We each deal with the stress of living the upside down in our own ways. Me, I turn to metaphors and silly verse.


Ooze


It started as a little tiny bit of sticky ooze

The Zapft of the Tanootians,

Got it on his shoes.

He tracked it up the steps,

And through the palace door,

Leaving tiny specks of it scattered on the floor


He sat down at his favorite desk

Prepared to sign a bill

Giving extra pomples to Tanootians who were ill

But what if a Tanootian who was hale and hearty lied?

He touched his shoe,

His anger grew,

He set the bill aside.


Late that night it hitchhiked on the cleaning lady’s broom,

Down the hall, up the wall,

A bit in every room,

Sticky specks they never saw wafted in the air

They breathed them in,

They breathed them out,

They brushed them in their hair.


By morning light the ooze had filled up all the royal heads,

The palace nobles wakened on the wrong sides of their beds,

They bickered, sniped and sneegled,

In an ugly word assault

While each and every noble swore that nothing was their fault.


The Zapft ate seven pomples! And drank three cups of yeat

The Magnarch grabbed a koofle cake, and dashed out to the street.

The Vyr filled up on flazz kebabs, and zingseeds, which are rare.

The Queltan stole from all the plates, from everybody there.


The Magnarch ran to Market Square, spreading oozy spores

A stealthy web that no one saw wrapped around the stores

The merchants all grew paranoid, the customers might steal!

The shoppers spread their biggest fears, and thought that they were real.


The journals and the criers

conspired to spread the hate

A sticky web of fear and lies grew at a whirlwind rate

Close the gates, the Magnarch snarled, we have to save Tanoo

From all the non-Tanootians who might be passing through


While tucked away down by the bay, there was a little fair

Where Zoophils pranced and grownups danced and around a village square

Craftsmen crafted, yogis posed, children glued and painted

Far from the ooze, the last Tanootians lived their lives untainted.



They played and sang until a strong wind blew in from the city,

The drummers tired of drumming, the air, it tasted gritty.

Writers all had writers block, teens no longer dated,

The dancers said their feet were tired, the yogis meditated


We have to take our city back, the shortest yogi said,

But how?

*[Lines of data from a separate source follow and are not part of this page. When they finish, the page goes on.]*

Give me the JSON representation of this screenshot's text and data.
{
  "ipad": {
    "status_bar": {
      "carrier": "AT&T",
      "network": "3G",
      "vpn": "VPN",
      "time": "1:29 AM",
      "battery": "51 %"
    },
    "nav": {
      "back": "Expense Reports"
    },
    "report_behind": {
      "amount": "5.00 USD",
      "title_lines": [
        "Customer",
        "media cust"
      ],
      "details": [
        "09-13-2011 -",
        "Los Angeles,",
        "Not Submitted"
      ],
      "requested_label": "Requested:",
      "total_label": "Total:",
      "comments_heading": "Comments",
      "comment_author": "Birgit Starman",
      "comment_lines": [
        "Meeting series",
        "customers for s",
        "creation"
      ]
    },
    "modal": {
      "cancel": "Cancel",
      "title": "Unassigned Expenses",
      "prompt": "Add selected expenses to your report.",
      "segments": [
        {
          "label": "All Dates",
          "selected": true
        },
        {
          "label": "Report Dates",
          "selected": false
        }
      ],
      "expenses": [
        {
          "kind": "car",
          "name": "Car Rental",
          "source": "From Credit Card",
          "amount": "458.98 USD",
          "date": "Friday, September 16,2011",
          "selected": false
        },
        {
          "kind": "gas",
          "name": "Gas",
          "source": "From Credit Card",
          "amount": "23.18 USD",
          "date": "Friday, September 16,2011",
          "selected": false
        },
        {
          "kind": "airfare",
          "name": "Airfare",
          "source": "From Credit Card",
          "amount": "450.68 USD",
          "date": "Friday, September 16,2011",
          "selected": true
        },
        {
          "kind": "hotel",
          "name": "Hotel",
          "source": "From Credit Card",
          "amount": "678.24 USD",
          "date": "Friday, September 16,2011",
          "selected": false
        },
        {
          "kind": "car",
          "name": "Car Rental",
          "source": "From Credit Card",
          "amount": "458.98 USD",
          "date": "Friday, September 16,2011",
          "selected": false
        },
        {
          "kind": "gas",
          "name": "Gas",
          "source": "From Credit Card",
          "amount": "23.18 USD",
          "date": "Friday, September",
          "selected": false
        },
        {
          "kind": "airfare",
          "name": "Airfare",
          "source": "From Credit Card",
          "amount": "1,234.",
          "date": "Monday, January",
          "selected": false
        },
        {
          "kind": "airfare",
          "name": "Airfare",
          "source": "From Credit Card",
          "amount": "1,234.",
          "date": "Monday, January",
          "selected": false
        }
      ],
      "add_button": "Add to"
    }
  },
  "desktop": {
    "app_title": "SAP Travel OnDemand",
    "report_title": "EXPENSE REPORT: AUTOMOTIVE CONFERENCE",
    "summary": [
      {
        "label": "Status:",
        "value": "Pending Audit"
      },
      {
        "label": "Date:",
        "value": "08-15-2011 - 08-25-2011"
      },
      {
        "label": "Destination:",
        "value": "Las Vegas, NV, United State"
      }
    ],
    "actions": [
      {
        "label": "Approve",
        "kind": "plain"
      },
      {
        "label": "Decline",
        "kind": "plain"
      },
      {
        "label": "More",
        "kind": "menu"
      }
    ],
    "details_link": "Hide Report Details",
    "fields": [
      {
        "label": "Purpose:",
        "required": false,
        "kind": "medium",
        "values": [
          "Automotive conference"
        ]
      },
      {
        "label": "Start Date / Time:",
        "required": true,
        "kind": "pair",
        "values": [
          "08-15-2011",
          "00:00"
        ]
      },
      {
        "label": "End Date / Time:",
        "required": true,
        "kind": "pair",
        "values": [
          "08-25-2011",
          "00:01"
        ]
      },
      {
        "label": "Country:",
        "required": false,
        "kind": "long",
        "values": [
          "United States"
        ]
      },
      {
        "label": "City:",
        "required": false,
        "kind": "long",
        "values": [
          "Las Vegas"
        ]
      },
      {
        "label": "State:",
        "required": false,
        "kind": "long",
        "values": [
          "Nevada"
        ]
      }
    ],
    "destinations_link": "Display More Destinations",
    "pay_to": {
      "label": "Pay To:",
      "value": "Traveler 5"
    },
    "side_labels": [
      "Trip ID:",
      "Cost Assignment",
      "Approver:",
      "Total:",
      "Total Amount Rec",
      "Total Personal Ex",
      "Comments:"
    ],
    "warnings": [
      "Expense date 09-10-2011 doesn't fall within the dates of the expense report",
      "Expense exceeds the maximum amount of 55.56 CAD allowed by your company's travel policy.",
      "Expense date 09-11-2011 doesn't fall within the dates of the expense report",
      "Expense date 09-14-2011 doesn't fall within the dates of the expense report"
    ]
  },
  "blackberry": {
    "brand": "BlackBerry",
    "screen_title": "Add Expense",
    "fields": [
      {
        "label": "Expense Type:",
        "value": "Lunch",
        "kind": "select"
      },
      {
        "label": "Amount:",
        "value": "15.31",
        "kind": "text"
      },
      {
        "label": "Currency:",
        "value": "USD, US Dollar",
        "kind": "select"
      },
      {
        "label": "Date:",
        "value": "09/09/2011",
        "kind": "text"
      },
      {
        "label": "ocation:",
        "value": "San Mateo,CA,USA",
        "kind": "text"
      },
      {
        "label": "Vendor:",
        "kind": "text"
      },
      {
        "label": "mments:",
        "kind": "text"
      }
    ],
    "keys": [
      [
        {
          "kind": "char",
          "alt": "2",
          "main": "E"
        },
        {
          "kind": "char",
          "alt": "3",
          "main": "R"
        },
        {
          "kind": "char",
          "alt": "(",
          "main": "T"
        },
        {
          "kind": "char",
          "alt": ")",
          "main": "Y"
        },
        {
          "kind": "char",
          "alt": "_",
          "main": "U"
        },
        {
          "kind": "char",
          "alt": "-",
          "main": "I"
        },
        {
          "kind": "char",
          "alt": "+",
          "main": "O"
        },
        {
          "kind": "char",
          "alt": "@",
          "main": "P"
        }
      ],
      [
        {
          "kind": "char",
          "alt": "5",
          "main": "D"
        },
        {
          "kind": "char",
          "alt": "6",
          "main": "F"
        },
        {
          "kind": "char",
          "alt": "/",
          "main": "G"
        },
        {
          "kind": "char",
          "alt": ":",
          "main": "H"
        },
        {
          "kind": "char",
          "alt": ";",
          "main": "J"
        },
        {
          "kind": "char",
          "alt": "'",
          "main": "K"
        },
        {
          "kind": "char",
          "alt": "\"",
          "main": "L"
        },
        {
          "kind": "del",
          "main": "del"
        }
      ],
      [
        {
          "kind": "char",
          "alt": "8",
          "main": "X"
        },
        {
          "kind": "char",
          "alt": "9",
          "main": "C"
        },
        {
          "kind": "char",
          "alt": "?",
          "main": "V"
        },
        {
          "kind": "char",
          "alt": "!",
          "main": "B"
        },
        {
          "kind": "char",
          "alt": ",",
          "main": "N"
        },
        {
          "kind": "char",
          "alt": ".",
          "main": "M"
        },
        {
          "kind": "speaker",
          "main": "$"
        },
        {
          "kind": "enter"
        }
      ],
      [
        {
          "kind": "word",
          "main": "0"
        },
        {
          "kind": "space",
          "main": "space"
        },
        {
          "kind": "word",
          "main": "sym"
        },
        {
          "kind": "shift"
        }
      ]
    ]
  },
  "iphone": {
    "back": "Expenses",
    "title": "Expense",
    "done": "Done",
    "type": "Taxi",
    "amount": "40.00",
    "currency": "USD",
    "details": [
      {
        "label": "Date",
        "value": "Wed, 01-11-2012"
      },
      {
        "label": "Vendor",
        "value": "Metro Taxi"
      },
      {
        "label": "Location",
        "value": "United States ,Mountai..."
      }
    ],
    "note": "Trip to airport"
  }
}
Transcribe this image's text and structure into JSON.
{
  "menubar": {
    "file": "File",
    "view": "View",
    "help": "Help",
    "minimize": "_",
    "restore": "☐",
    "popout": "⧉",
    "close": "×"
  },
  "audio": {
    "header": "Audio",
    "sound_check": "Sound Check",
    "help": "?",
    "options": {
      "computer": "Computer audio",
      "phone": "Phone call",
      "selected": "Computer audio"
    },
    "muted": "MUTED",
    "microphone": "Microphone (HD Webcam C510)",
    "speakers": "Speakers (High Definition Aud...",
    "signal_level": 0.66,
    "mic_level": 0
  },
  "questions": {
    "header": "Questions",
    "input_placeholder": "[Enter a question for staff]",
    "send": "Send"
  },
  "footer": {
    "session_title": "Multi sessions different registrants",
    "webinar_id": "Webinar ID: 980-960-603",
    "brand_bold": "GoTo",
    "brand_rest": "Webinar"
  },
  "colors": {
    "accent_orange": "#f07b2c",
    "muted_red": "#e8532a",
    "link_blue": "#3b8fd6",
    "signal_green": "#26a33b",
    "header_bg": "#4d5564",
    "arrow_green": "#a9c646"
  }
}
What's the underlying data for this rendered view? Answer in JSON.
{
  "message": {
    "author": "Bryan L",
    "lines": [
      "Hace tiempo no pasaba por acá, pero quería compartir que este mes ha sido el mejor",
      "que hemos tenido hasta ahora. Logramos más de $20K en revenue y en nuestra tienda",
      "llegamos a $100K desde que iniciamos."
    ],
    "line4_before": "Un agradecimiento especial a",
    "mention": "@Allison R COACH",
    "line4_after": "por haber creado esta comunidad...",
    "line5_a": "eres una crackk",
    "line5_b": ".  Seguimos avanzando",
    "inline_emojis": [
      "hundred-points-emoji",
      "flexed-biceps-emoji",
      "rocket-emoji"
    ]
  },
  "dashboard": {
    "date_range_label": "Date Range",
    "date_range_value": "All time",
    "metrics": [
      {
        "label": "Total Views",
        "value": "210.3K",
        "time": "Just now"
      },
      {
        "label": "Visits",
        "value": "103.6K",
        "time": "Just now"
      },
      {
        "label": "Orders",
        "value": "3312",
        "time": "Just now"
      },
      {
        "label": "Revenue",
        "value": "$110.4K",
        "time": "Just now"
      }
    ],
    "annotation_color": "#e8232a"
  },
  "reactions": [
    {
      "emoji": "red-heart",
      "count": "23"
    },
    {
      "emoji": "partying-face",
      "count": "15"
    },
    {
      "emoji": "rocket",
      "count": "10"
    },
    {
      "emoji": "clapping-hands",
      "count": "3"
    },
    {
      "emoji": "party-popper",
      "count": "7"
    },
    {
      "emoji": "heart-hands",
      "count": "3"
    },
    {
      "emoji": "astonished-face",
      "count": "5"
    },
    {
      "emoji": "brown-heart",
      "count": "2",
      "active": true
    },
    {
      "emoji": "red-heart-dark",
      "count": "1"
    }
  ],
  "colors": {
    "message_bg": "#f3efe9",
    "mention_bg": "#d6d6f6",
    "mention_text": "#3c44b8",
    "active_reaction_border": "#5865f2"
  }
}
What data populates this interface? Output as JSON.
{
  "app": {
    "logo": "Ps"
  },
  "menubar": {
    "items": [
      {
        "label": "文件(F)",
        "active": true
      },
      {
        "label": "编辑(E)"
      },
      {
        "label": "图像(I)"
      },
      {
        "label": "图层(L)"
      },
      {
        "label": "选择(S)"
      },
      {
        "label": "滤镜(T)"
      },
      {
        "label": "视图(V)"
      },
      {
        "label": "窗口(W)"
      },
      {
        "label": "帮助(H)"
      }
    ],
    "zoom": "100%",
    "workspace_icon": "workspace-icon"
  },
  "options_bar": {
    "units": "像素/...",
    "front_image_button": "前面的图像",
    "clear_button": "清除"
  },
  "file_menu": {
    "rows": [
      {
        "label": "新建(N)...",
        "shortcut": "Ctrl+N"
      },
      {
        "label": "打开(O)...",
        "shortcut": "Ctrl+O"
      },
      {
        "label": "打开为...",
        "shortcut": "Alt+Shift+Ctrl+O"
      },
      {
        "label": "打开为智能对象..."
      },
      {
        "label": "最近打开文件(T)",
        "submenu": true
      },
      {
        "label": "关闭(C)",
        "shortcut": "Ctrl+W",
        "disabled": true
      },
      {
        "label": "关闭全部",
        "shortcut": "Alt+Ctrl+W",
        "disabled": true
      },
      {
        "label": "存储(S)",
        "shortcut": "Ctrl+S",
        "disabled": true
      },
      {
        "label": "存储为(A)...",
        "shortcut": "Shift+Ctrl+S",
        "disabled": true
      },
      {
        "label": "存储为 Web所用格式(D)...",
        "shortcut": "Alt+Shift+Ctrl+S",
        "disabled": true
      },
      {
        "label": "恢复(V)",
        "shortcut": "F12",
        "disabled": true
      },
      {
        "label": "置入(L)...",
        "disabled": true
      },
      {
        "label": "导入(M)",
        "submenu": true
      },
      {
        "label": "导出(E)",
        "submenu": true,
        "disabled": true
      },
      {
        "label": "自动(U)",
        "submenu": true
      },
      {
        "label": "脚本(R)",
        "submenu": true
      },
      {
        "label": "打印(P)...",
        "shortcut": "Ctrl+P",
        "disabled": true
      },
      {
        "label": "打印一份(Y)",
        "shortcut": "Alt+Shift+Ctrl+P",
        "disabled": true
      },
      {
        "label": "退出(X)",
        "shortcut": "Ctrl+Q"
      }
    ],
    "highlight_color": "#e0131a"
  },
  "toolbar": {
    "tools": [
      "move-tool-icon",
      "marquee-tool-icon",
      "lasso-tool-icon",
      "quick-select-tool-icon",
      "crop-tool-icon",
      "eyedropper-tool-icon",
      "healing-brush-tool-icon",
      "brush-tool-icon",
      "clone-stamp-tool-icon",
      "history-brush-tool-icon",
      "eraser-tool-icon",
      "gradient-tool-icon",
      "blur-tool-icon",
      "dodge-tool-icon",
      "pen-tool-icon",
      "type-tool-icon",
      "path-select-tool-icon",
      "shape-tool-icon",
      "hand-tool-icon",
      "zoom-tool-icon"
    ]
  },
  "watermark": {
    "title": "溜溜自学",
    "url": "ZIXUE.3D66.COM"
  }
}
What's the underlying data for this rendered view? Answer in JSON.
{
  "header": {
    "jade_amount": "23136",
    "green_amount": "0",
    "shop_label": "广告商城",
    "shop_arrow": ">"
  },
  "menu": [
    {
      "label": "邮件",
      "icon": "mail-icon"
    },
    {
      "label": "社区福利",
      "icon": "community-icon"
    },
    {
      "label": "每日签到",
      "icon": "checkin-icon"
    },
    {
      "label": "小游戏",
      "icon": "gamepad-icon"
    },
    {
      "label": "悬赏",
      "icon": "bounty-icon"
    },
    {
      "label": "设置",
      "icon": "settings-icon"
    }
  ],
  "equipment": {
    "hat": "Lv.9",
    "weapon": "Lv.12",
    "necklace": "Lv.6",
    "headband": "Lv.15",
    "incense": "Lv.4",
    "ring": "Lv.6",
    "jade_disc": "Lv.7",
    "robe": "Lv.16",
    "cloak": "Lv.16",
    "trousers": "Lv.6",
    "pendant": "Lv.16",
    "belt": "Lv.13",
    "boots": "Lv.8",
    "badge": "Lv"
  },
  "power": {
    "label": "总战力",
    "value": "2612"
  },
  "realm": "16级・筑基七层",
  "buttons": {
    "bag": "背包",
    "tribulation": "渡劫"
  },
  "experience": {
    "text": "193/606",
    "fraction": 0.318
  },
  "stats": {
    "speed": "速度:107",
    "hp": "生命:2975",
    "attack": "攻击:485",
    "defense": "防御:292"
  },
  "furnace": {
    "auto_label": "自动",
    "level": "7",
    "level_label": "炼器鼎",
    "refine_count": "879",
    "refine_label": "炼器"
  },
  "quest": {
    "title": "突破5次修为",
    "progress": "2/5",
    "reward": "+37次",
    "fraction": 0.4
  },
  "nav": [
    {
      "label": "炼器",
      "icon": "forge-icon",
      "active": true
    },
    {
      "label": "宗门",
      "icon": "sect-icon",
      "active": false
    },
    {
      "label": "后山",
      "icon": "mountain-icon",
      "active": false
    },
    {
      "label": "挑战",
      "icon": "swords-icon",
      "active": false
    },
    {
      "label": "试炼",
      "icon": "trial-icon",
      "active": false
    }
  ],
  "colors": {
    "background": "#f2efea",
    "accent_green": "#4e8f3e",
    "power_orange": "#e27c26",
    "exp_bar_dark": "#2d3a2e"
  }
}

Replied the tallest one, standing on his head

He stretched and thought, his body taut, standing like a tree

No one had an answer, not one nor two nor three.


The children all grew restless, their games turned into fights

They drew so hard their crayons broke, they cried with all their might

They stomped their feet, they ripped their art

To shredded piles of litter

And then the very smallest girl

Opened up the glitter


“NO, NO!” cried the drummers and the yogis and the bakers.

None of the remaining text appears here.